Pièce d'Anton Tchekhov (texte traduit du russe par Virginie Ferrere et Galin Stoev), 1897.

Mise en scène : Galin Stoev
Collaboration artistique et assistance à la mise en scène : Virginie Ferrere
Scénographie : Alban Ho Van
Lumières : Elsa Revol
Régie générale : Léo Thévenon
Régie plateau : Simon Clément
Régie lumière : Didier Barreau
Régie son : Loïc Célestin
Electricien : Thomas Maréchal
Habillage : Sabine Rovère
Production : Théâtre de la Cité - CDN Toulouse Occitanie
Coproduction : Comédie - CDN de Reims
Remerciements : Caroline Chaniolleau, Andrzej Seweryn, Elise Friha et Jean Charmillot

Avec... Catherine Ferran, sociétaire honoraire de la Comédie française (Marina, la nounou), Sébastien Eveno, comédien permanent associé au projet de direction de la Comédie - CDN de Reims (Ivan Voïnitski, alias oncle Vania), Cyril Gueï (le médecin Astrov), Suliane Brahim, sociétaire de la Comédie française (Eléna Andréevna), Marie Razafindrakoto (Sophia Alexandrovna, alias Sonia, fille du premier lit de Sérébriakov), Côme Paillard (Ilia Ilitch Téléguine, alias Gaufrette) Catherine Salviat, sociétaire honoraire de la Comédie française (Maria Vassilievna Voïnnitzki, venve, mère de la première femme du professeur et de Vania) et Galin Stoev (le professeur Sérébriakov)

 

Synopsis

Dans le domaine d’Oncle Vania, ce qui reste d’une famille éclatée se rassemble pour tenter de vivre ensemble et réinventer un futur commun. Chacun avec ses espoirs et ses frustrations, pour faire face à des questionnements aussi banals que métaphysiques : comment nos rêves d’autrefois deviennent nos propres accusateurs farouches ? Comment les sentiments poétiques et tendres qui nous animent se métamorphosent en démons animés par la jalousie et la haine ? Où se trouve ce mystérieux point de bascule qui transforme la paix en guerre ?

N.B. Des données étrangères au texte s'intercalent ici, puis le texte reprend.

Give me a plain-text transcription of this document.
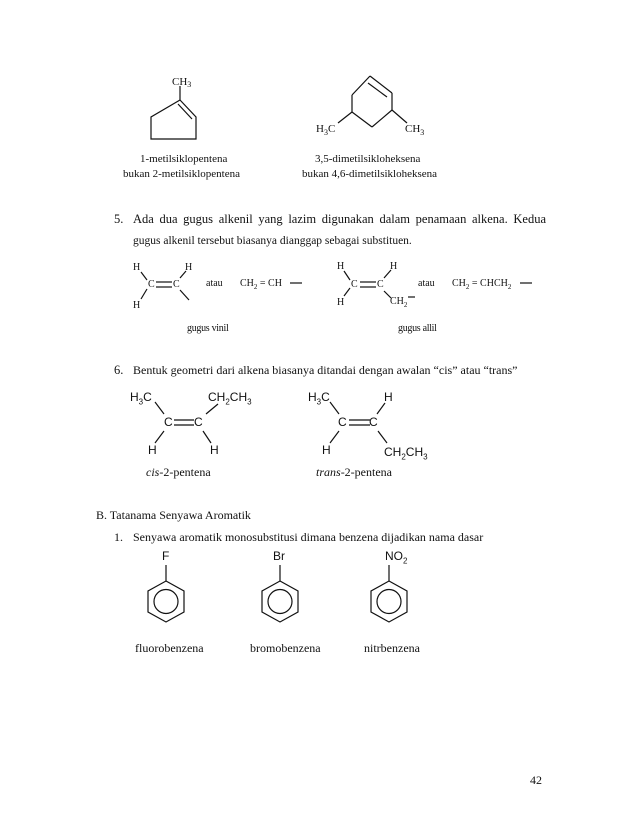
CH3
$H_3C$	$CH_3$
1-metilsiklopentena
bukan 2-metilsiklopentena
3,5-dimetilsikloheksena
bukan 4,6-dimetilsikloheksena
5. Ada dua gugus alkenil yang lazim digunakan dalam penamaan alkena. Kedua
gugus alkenil tersebut biasanya dianggap sebagai substituen.
H	H
H
C C	atau $CH_2$ = CH
gugus vinil
H	H
H
C C
$CH_2$
atau $CH_2$ = $CHCH_2$
gugus allil
6. Bentuk geometri dari alkena biasanya ditandai dengan awalan “cis” atau “trans”
$H_3C$	$CH_2CH_3$
C C
H	H
cis-2-pentena
$H_3C$	H
C C
H	$CH_2CH_3$
trans-2-pentena
B. Tatanama Senyawa Aromatik
1. Senyawa aromatik monosubstitusi dimana benzena dijadikan nama dasar
F	Br	$NO_2$
fluorobenzena	bromobenzena	nitrbenzena
42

Avec son sourire mélancolique, Tchekhov dépeint les traits d’âmes humaines dépourvues d’amour. Des personnages à la fois touchants et cruels, drôles et surprenants.

  

Dans la presse et au fil des blogs...

Oncle Vania dans la mise en scène de Galin Stoev : une déchirante variation sur le vide de l’existence

 
Oncle Vania © Marie Liebig

On revient toujours à Tchekhov. Même si c’est la première fois pour Galin Stoev en France, monter Tchekhov c’est reprendre une histoire, y ajouter une variation, y apporter une nuance pour explorer toujours un peu plus subtilement les méandres de la vie qui passe. Et Oncle Vania, chant du piétinement et de la résignation, en est l’incandescent canevas. Sans cesse recommencée, la tentative de tisser la vie autour du vide donne lieu à des jeux d’équilibriste sur le fil entre le sens et son absence.

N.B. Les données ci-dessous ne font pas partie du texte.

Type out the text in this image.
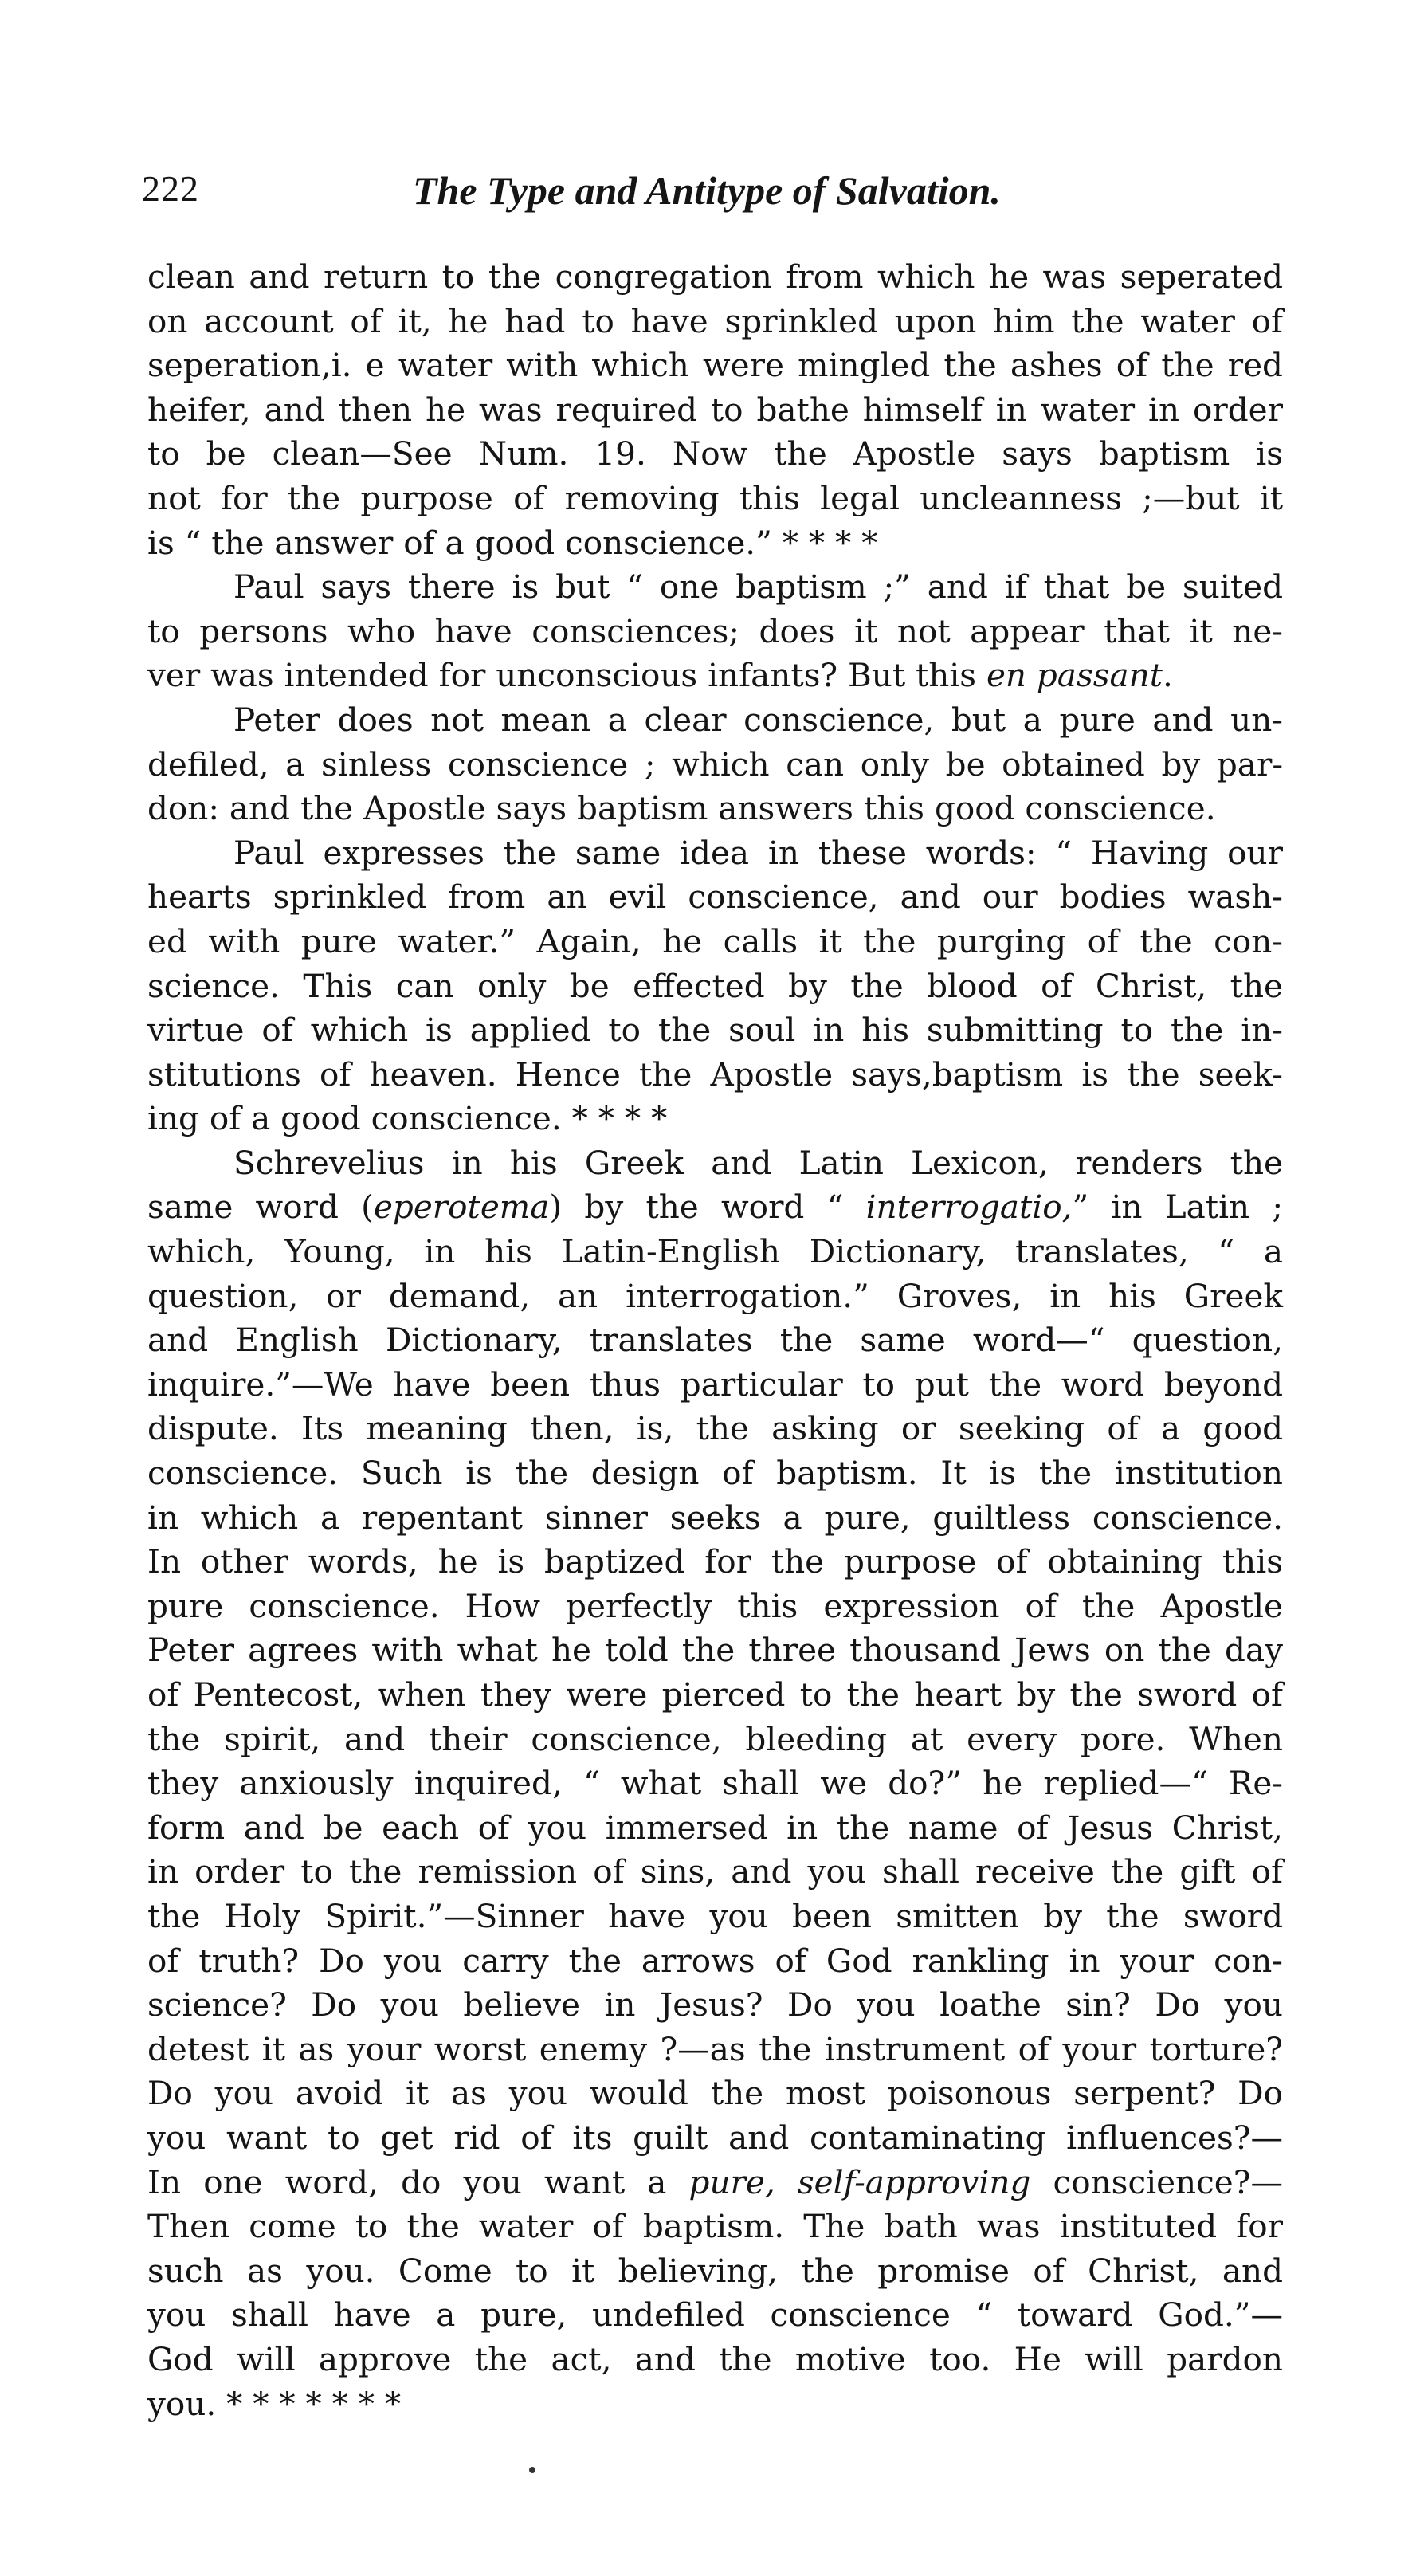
222	The Type and Antitype of Salvation.
clean and return to the congregation from which he was seperated
on account of it, he had to have sprinkled upon him the water of
seperation,i. e water with which were mingled the ashes of the red
heifer, and then he was required to bathe himself in water in order
to be clean—See Num. 19. Now the Apostle says baptism is
not for the purpose of removing this legal uncleanness ;—but it
is “ the answer of a good conscience.” * * * *
Paul says there is but “ one baptism ;” and if that be suited
to persons who have consciences; does it not appear that it ne-
ver was intended for unconscious infants? But this en passant.
Peter does not mean a clear conscience, but a pure and un-
defiled, a sinless conscience ; which can only be obtained by par-
don: and the Apostle says baptism answers this good conscience.
Paul expresses the same idea in these words: “ Having our
hearts sprinkled from an evil conscience, and our bodies wash-
ed with pure water.” Again, he calls it the purging of the con-
science. This can only be effected by the blood of Christ, the
virtue of which is applied to the soul in his submitting to the in-
stitutions of heaven. Hence the Apostle says,baptism is the seek-
ing of a good conscience. * * * *
Schrevelius in his Greek and Latin Lexicon, renders the
same word (eperotema) by the word “ interrogatio,” in Latin ;
which, Young, in his Latin-English Dictionary, translates, “ a
question, or demand, an interrogation.” Groves, in his Greek
and English Dictionary, translates the same word—“ question,
inquire.”—We have been thus particular to put the word beyond
dispute. Its meaning then, is, the asking or seeking of a good
conscience. Such is the design of baptism. It is the institution
in which a repentant sinner seeks a pure, guiltless conscience.
In other words, he is baptized for the purpose of obtaining this
pure conscience. How perfectly this expression of the Apostle
Peter agrees with what he told the three thousand Jews on the day
of Pentecost, when they were pierced to the heart by the sword of
the spirit, and their conscience, bleeding at every pore. When
they anxiously inquired, “ what shall we do?” he replied—“ Re-
form and be each of you immersed in the name of Jesus Christ,
in order to the remission of sins, and you shall receive the gift of
the Holy Spirit.”—Sinner have you been smitten by the sword
of truth? Do you carry the arrows of God rankling in your con-
science? Do you believe in Jesus? Do you loathe sin? Do you
detest it as your worst enemy ?—as the instrument of your torture?
Do you avoid it as you would the most poisonous serpent? Do
you want to get rid of its guilt and contaminating influences?—
In one word, do you want a pure, self-approving conscience?—
Then come to the water of baptism. The bath was instituted for
such as you. Come to it believing, the promise of Christ, and
you shall have a pure, undefiled conscience “ toward God.”—
God will approve the act, and the motive too. He will pardon
you. * * * * * * *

La version de Galin Stoev s’installe d’emblée dans la précarité d’un bric-à-brac sans référence spatio-temporelle précise, si ce n’est le recyclage de décors précédents, par souci écologique sans doute mais aussi parce que Tchekhov contient toutes les pièces et que tous les vestiges y ont leur place. L’espace se présente comme un entre-deux : entre une pièce fermée par un panneau vitré en accordéon et un couloir menant on ne sait où, entre le monde slave et l’Amérique des comédies musicales, entre passé  couleur sépia et science-fiction post-apocalyptique,  entre la vie et son drame.  Un triangle indéfini de sol en béton, quelques pneus égarés, un samovar de cantine en métal et des chaises pliantes composent une aire de jeu sans perspective comme sans espoir.

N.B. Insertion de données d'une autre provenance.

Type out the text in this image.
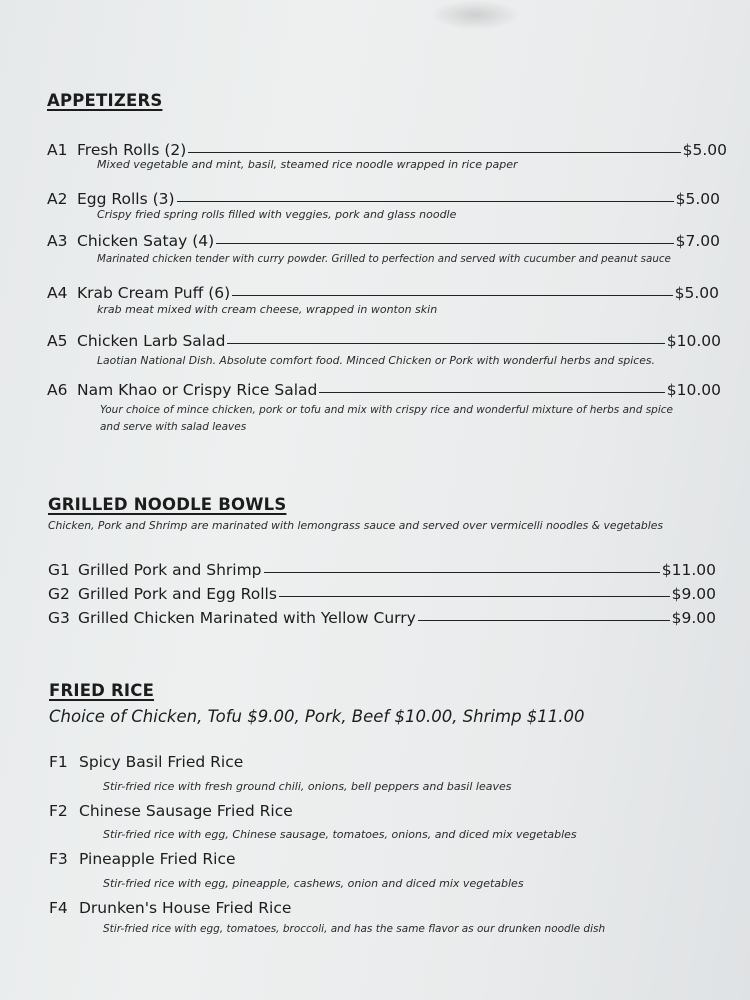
APPETIZERS
A1 Fresh Rolls (2)	$5.00
Mixed vegetable and mint, basil, steamed rice noodle wrapped in rice paper
A2 Egg Rolls (3)	$5.00
Crispy fried spring rolls filled with veggies, pork and glass noodle
A3 Chicken Satay (4)	$7.00
Marinated chicken tender with curry powder. Grilled to perfection and served with cucumber and peanut sauce
A4 Krab Cream Puff (6)	$5.00
krab meat mixed with cream cheese, wrapped in wonton skin
A5 Chicken Larb Salad	$10.00
Laotian National Dish. Absolute comfort food. Minced Chicken or Pork with wonderful herbs and spices.
A6 Nam Khao or Crispy Rice Salad	$10.00
Your choice of mince chicken, pork or tofu and mix with crispy rice and wonderful mixture of herbs and spice
and serve with salad leaves
GRILLED NOODLE BOWLS
Chicken, Pork and Shrimp are marinated with lemongrass sauce and served over vermicelli noodles & vegetables
G1 Grilled Pork and Shrimp	$11.00
G2 Grilled Pork and Egg Rolls	$9.00
G3 Grilled Chicken Marinated with Yellow Curry	$9.00
FRIED RICE
Choice of Chicken, Tofu $9.00, Pork, Beef $10.00, Shrimp $11.00
F1 Spicy Basil Fried Rice
Stir-fried rice with fresh ground chili, onions, bell peppers and basil leaves
F2 Chinese Sausage Fried Rice
Stir-fried rice with egg, Chinese sausage, tomatoes, onions, and diced mix vegetables
F3 Pineapple Fried Rice
Stir-fried rice with egg, pineapple, cashews, onion and diced mix vegetables
F4 Drunken's House Fried Rice
Stir-fried rice with egg, tomatoes, broccoli, and has the same flavor as our drunken noodle dish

Tout commence pourtant comme un jeu collectif : sept beaux comédiens répètent la première scène sous l’œil vigilant d’une vieille nounou, passeuse de relais. Le propos est ainsi immédiatement déréalisé et prend le parti de la poésie loufoque et désenchantée. La deuxième entrée des visiteurs, celle qui marque le début du drame, y a des airs de comédie musicale : un professeur Travolta y esquisse avec sa troupe un pas de danse désuet. Il est élégant, il donne le la et toute la famille suit son rythme fantaisiste. Cette légèreté qui enchante d’abord exaspère très vite : quand les projecteurs diminuent d’intensité, le vieux Serebriakov (élégamment interprété par Andrzej Seweryn), renvoyé à son corps souffrant, geint, exige et dilapide égoïstement ce que d’autres ont patiemment accumulé. Ses jérémiades de vieux coq sont comiquement associées aux gloussements de quelques poules que le metteur en scène a invitées sur le plateau. Clin d’œil au naturalisme historique de Stanislavski qui, dit-on, demandait à ses acteurs de chercher des grenouilles pour en peupler son plateau et accentuer par le coassement l’illusion de la vraie vie ? Référence à un survivalisme plus contemporain qui compte sur le poulailler pour se nourrir et cohabite avec l’animal domestique ?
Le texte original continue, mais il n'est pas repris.